I’m freaking out that as soon as I admit to liking Marlie it’s all going to unravel.  Given this same situation, most girls (of the Midwestern variety at least) would ride it out, crossing their fingers and closing their eyes at night to only hope that he might be The One.  I, on the other hand, choose the most blatantly wrong route to go about liking Marlie – by making fun of him at any given opportunity, trying to not ask him any questions about his life and making a point to still date other people. 

That’s normal, right?

On Sunday after just returning from being out of town I asked Brice if he wanted to go to church with me.  I missed the morning service and I needed a ride to the afternoon service, which inconveniently isn’t two doors down from my apartment.  He said yes and we went to church together.  Surprisingly, I’ve loosened up a lot when it comes to church.  I can actually go to church with another human being and not feel like I am going to pass out from the awkwardness.  And, I sing during the service too. 

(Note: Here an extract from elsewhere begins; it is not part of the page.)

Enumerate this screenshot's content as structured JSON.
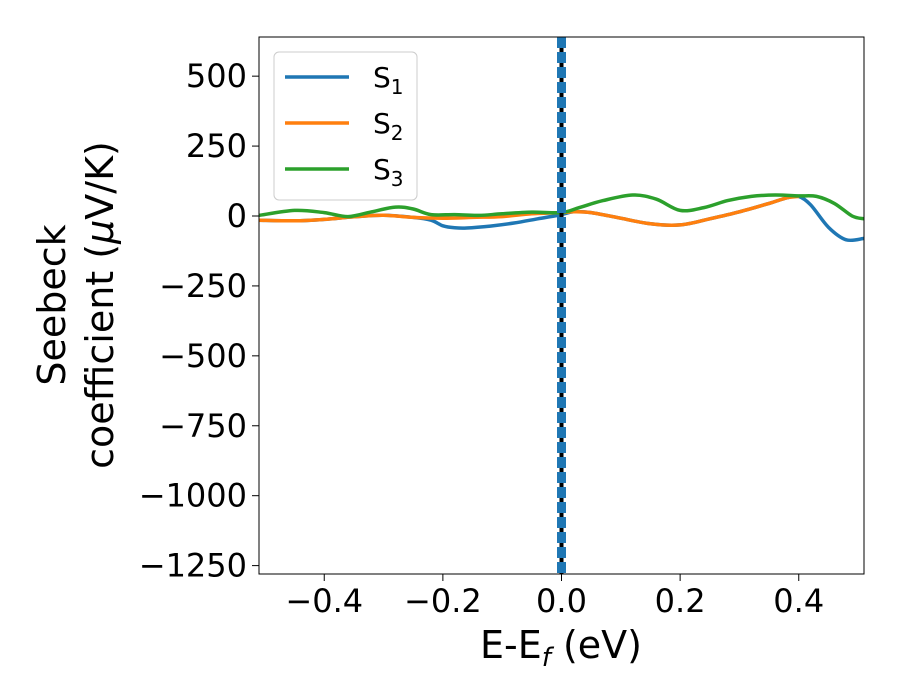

Afterwards, we got in the car to go home and he made the mistake of asking me what I wanted to do next.   Uh, what do I want to do now?  I want to go home.   I want to go back to my studio apartment, sit on my twin sized bed, eat refried beans from a can and watch Teen Mom on TV until 9 p.m., when Khloe and Lamar is on.  Don’t you know me at all by now? 

I geeked it really hard though, because I was so thrown off by his statement that I couldn’t even come up with a good excuse.  And boy did he know it. 

You don’t even want to go to dinner?

I just bought groceries.

Lie.  The only things I cook in my apartment are bean burritos and, on a big day, tacos.  The only difference being that sometimes I spring for ground beef to make taco meat.  Anyone knows that.  I just didn’t want to hang out. 

Cue Brice absolutely freaking out that I didn’t want to spend the remainder of the evening with him.  You give them an inch and they take a mile.

I don’t want to ever see you again.


Seriously, I don’t get you.


You’re the most confusing person on the entire planet; I’m done hanging out with you.

Uh… could this car move any slower?  You think he would pick up the pace since he seemed to be so adamantly against me.  Same old five miles an hour down Fullerton though.  When we arrived at my apartment, I pretended like I just woke up from a 20 minute blackout that was the car ride, thanked him for taking me to church, smiled and told him I hoped to see him soon.  I mean, we were on our way back from church.  If I’m not going to act like a Christian five minutes after service, when am I?

A few seconds after I got home, I received this from good old Brice:


He really knows the way to this girl’s heart.  I didn’t respond and then I received this:

Call me, I need to tell you something. 

Yeah right, Brice.   Like I am going to fall for that trick.  Oh maybe he just needs a cup of sugar or help figuring out what 4 x 5 is.  Yeah. Right.  After not responding, I received this an hour later:

Ha you’ll never call back, text it is.  Am I in the friend zone (have I always been)?   Sometimes it seems like I’m not, then it does again.  I thought I was getting invited to your thing, then I didn’t.  If I am, that’s cool.   I think you’re pretty darned cool and I didn’t want to make you (or me) feel awkward by always asking you out if I’m in the f zone.

Dear Brice, you basically just attacked me in a moving car, telling me that you never wanted to see me again.  Yes, if you haven’t been already, you’ve been demoted to the friend zone.  Actually, friend zone is two levels higher then where I would place you right now, so kudos to you for being an overachiever. 

Another hour later:

Will you forgive me if I buy you a hot dog?

Good, but not good enough.  I didn’t respond, because by that point in the evening I had the innards of a Cadbury Creme Egg stuck to my two pointer fingers (from scooping out the good stuff from the chocolate shell and then repeatedly licking them) and I was too busy thinking of pranks to pull on Marlie.

I should probably be happy that any guy wants to date me.